Women represent 50% of our voting members on the WorkSafeNB board of directors. We’re also proud to have women represent 55% of our executive leadership team.
This year we are profiling 5 women who work every day to support injured workers and partner with New Brunswick employers to make workplaces safer. We asked, “what does International Women’s Day means to you?” Here’s what they had to say:
A graduate of Ryerson University and University of King’s College, Helen-Louise puts her attention to detail and great research skills to work as a senior policy analyst. Her enthusiasm is contagious and makes her a great mentor.
Helen-Louise also shared, “International Women’s Day raises awareness of inequalities that still persist, and encourages us to work together to build a society where we all - women, men, and those gender diverse - have the same opportunities.”
Stacey is a social worker as part of our work recovery team. Studying at Mount Saint Vincent University and the University of Windsor, Stacey joined the WorkSafeNB team in 2015. Stacey helps injured workers return to work by helping clients work through physical, functional and emotional barriers to return to work.
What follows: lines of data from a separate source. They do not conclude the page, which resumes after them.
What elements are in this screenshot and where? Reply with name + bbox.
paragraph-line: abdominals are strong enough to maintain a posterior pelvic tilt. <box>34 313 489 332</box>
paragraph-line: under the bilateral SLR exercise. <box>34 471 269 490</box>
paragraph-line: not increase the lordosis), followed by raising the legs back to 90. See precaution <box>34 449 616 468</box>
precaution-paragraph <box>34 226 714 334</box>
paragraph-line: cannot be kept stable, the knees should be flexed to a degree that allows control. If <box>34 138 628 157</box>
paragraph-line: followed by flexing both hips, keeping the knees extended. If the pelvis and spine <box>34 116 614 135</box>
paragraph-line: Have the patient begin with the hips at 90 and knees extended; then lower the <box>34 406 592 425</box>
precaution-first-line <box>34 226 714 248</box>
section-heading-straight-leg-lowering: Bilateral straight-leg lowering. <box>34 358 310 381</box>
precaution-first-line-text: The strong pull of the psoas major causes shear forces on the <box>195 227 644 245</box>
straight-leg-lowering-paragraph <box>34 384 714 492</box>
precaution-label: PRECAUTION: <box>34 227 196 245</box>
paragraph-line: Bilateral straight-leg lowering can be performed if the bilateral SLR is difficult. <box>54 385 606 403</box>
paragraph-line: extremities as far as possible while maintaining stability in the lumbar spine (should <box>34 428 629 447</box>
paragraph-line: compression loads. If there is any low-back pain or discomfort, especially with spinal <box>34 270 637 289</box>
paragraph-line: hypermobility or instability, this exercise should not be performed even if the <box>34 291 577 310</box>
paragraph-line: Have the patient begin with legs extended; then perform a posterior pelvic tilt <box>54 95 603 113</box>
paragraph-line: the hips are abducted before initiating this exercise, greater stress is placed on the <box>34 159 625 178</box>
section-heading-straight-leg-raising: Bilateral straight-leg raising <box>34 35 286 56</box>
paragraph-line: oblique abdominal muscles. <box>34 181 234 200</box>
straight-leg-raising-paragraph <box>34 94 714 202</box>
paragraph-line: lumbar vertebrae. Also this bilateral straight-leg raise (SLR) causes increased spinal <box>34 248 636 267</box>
A graduate of the University of New Brunswick and Université de Moncton, Margaux applies her sharp eye for detail and passion for fairness to her role as information privacy co-ordinator.
Jackie is a Canadian Registered Safety Professional. As a WorkSafeNB health and safety officer, Jackie partners with New Brunswick businesses to improve safety in the workplace.
Haley is the executive director of Ability New Brunswick and acting chairperson of WorkSafeNB. Haley believes in community development and person-centered planning to ensure people can be as independent as possible and fully participate in our communities. The University of New Brunswick graduate sites Maud Lewis as a source of inspiration, “I recently attended the very powerful Maud Lewis exhibit at the Art Gallery of Nova Scotia. I stared through the door of her very tiny home which tells the incredible story of poverty, ability, and overcoming adversity. Maud lived with Juvenile Diabetes and had very limited hand dexterity. Yet every element of her art speaks to hope and possibility, even the bright flowers she painted on her stove.”
Please join us in celebrating the professional and community contributions of women today and every day. Happy International Women’s Day, from our workplace to yours!